Wade Allison, Emeritus Professor of Physics, Oxford University, UK: Nuclear energy can affect life when a nucleus decays, releasing energy as radiation. Everything, even our own bodiees, contains some natural radioactivity, and nuclear radiation shines on us from space too. If it had been really dangerous, life would have died out aeons ago, when radiation flux was more intense than it is today. To survive the oxidative damage caused by radiation and oxygen, life has evolved a series of amazingly clever design features and strategies.

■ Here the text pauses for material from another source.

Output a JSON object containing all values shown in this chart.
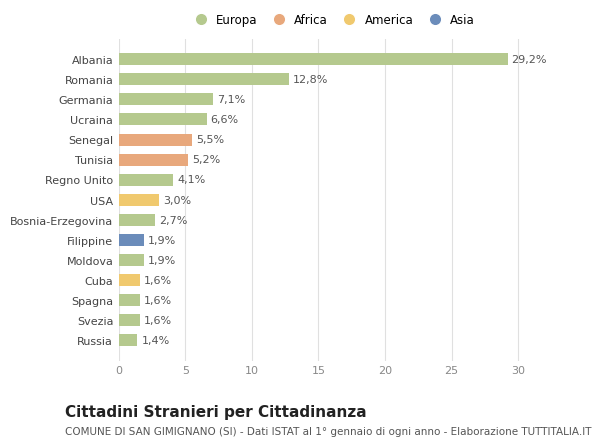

Howard Cork Hayden, Emeritus Physics Professor, University of Connecticut: Cancer is largely a failure of the immune system. Cells of the body are continuously being damaged and repaired, but suppressing the immune system increases the likelihood of cancer. Low doses of radiation evidently stimulate the immune system, with the result that there is a real hormesis effect. Any dose below about 100 mGy (10,000 mrads) can be considered safe. Normally, we would post just excerpts from this publication. Since the LNT article is a major part of this issue, we post the whole newsletter this one time.
Neil Alexander, Ph.D. radiation damage in steels, business strategist, consultant and advocate for nuclear energy: Eating is a risk, but not eating is a greater one. Let us remember that many other things that are not radioactive can also initiate cancer. Bacon for example. And for all we know that works on a LNT basis. That next rasher may literally be the death of you, or that cup of coffee. And don’t get me on the subject of beer, wine or anything else with alcohol in it.
Bonne Posma, physicist, Chairman, Nuclear Africa (Pty) Ltd, Founder, Saminco (USA) specializing in electric propulsion systems for off-road vehicles and underground mining conveyances with operations in China, South Africa and USA, principal shareholder in Liquid Coal, Inc. (USA): Radiation 101 is an excellent short treatise explaining this science to students and the public.